I beg to ask the Chief Secretary to the Lord Lieutenant of Ireland, whether he is aware that, under Section 96 of the Poor Relief Act (1 and 2 Vict., c. 56), all contracts, bonds, mortgages, etc., made or entered into in pursuance of the said Act, or if any orders of the Poor Law Commissioners made under the authority of the Act are exempted from stamp duties; and whereas Section 9 of the Dispensary Houses Act (42 and 43 Vict., c. 25) provides that no fees shall be payable in respect of the registration of deeds securing repayment of loans under such Act, and Section 14 of the same Act exempts all mortgages, bonds, contracts, agreements, etc., executed under the Act from all stamp duty whatever, and similar exemptions are contained in the Contagious Diseases (Animals) Act, 1878, no similar provision has been made either in the Public Health (Ireland) Act, 1878, or in any of the Labourers Acts, and the consequence is that the ratepayers are put to a very large expense in paying stamp duty on all bonds, agreements, deeds, conveyances, leases, land court orders, and even on mortgages securing repayment of the loans executed in connection with the said Acts; and, whether, in the Public Health Bills now before the House, or in some other manner, he will take steps to remedy this omission?

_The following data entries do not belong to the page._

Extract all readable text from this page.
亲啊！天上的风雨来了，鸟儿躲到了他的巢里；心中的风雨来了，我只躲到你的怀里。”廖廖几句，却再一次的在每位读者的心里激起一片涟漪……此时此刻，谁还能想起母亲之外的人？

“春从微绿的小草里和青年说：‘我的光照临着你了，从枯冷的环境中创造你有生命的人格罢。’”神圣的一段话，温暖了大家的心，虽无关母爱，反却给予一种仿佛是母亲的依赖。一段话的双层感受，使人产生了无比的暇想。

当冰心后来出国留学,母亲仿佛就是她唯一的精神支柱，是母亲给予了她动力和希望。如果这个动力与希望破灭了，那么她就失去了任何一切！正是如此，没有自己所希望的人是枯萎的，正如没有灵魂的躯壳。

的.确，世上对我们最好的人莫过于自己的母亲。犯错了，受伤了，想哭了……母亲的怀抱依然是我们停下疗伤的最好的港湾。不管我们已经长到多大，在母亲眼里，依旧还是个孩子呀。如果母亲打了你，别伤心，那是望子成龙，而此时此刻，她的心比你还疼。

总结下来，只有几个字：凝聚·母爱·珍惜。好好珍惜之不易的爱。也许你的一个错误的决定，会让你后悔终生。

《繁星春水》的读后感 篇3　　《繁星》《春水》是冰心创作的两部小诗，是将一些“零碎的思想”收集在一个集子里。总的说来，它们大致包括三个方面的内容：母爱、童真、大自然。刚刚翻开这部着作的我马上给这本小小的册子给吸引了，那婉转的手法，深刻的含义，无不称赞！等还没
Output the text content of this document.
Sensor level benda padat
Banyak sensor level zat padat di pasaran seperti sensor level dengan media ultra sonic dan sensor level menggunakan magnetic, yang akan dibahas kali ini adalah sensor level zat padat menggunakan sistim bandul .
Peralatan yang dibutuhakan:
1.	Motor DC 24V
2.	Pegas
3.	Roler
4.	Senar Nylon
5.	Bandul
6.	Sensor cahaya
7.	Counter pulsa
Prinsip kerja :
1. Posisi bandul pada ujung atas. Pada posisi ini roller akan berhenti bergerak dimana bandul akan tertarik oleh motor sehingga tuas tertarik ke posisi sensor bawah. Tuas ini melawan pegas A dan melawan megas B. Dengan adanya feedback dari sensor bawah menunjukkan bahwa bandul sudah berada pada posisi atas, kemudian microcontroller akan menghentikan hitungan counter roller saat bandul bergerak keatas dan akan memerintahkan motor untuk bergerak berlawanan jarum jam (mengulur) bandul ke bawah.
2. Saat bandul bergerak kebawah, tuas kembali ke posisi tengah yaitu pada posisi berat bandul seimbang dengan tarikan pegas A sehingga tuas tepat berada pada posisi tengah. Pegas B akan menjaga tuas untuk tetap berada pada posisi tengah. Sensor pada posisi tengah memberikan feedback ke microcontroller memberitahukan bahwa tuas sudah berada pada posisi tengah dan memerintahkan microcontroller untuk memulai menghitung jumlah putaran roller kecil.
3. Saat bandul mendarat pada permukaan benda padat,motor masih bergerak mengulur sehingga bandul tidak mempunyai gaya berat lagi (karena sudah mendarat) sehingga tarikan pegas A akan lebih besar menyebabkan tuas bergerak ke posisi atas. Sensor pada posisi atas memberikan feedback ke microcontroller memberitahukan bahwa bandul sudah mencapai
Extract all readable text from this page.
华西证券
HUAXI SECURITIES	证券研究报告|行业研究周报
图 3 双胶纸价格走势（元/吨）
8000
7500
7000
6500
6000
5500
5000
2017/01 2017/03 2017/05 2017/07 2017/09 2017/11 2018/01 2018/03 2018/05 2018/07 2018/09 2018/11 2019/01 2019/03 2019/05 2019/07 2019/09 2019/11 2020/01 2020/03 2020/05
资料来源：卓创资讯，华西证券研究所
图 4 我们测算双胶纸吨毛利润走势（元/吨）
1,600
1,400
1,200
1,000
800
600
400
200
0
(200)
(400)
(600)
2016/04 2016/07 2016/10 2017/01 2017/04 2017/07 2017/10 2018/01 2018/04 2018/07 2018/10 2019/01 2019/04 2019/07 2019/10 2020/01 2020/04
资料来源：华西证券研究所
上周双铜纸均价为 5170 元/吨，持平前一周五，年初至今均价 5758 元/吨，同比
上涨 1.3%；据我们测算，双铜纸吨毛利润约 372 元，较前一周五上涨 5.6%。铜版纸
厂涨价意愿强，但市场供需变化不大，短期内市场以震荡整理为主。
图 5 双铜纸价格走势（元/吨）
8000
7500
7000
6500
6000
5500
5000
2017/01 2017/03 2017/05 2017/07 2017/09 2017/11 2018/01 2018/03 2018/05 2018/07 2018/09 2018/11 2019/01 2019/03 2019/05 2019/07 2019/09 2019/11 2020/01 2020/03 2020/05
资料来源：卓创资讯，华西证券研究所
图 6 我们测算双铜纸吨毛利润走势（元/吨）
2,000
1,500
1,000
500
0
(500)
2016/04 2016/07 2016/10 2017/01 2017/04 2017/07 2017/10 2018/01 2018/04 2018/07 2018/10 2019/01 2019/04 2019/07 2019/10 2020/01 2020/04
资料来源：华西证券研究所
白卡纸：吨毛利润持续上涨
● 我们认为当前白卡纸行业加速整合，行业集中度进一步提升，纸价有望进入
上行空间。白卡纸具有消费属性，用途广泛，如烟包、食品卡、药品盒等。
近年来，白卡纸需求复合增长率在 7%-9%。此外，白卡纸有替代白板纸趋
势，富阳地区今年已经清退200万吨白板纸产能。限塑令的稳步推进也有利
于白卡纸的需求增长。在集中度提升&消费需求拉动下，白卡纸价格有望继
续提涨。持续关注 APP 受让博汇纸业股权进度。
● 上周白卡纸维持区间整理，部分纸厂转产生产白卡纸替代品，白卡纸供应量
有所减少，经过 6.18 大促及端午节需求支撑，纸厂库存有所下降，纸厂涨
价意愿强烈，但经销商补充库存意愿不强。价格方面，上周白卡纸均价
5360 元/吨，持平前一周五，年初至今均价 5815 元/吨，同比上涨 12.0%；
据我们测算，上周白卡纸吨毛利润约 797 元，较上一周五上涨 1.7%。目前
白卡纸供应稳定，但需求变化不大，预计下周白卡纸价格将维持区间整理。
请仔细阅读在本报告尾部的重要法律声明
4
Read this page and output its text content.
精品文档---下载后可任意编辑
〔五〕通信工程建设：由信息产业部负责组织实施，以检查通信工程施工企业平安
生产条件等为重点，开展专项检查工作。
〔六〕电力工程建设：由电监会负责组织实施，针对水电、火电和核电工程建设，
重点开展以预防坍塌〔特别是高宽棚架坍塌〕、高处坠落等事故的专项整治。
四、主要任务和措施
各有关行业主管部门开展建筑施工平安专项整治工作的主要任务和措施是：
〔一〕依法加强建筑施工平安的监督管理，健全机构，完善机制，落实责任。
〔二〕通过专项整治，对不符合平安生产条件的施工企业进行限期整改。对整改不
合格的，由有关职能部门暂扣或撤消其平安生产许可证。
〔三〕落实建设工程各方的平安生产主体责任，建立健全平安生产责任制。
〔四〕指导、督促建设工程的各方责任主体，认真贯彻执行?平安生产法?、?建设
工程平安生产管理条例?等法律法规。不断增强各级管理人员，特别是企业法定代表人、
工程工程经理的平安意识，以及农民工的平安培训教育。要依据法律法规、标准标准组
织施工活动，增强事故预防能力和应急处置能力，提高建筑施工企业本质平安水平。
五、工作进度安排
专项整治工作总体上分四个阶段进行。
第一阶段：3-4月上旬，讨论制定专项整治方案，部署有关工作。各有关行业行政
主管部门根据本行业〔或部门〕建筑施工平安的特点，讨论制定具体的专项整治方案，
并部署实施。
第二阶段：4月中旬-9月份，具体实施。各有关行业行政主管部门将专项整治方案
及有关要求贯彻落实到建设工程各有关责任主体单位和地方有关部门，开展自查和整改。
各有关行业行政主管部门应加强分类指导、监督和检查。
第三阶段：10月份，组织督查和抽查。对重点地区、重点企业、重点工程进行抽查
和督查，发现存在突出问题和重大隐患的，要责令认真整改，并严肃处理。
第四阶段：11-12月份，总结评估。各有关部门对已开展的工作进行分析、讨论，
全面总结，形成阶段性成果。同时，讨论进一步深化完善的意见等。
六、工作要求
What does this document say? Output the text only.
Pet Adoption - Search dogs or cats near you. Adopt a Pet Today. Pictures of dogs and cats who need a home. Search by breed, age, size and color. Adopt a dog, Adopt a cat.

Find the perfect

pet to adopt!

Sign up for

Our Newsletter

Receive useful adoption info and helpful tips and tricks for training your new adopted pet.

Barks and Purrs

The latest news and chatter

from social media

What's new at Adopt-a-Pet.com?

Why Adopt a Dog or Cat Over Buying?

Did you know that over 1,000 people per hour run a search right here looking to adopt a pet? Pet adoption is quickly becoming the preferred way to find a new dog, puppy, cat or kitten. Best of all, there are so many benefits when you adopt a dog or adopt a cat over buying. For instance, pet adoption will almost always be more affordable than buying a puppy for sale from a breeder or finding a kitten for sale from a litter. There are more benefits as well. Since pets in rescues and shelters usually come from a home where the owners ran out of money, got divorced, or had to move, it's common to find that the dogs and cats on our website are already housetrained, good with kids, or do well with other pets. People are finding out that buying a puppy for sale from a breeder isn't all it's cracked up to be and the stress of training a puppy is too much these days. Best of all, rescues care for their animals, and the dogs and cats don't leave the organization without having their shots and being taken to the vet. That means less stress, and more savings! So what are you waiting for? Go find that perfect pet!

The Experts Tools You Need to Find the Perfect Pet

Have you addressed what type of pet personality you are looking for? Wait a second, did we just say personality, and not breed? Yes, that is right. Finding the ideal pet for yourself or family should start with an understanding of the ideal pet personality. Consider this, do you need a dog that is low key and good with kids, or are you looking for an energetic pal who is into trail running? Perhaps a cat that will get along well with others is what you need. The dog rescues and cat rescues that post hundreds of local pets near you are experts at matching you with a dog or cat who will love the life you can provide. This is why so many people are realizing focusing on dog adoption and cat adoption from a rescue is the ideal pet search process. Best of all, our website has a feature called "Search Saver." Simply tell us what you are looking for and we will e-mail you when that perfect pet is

The exemptions mentioned by the hon. Member are contained in the Acts to which he refers, and they have in former times been extended to Public Health Acts. But they were, no doubt purposely, omitted from the Public Health (England) Act, 1875, as well as from the Public Health (Ireland) Act, 1878, and to insert such exemptions in a Public Health Bill now would be a retrograde policy which the Government cannot adopt. I may point out to the hon. Member that the number of similar exemptions still surviving in Ireland is already very considerable; that the documents which would be affected by the proposed change would be extremely numerous; that to exempt them in Ireland and not in England would create troublesome and invidious anomalies in the incidence of the stamp duties; and that it is difficult to justify the assumption underlying the proposal, viz., that all municipal and local authorities should be exempted from any contribution to Imperial taxation.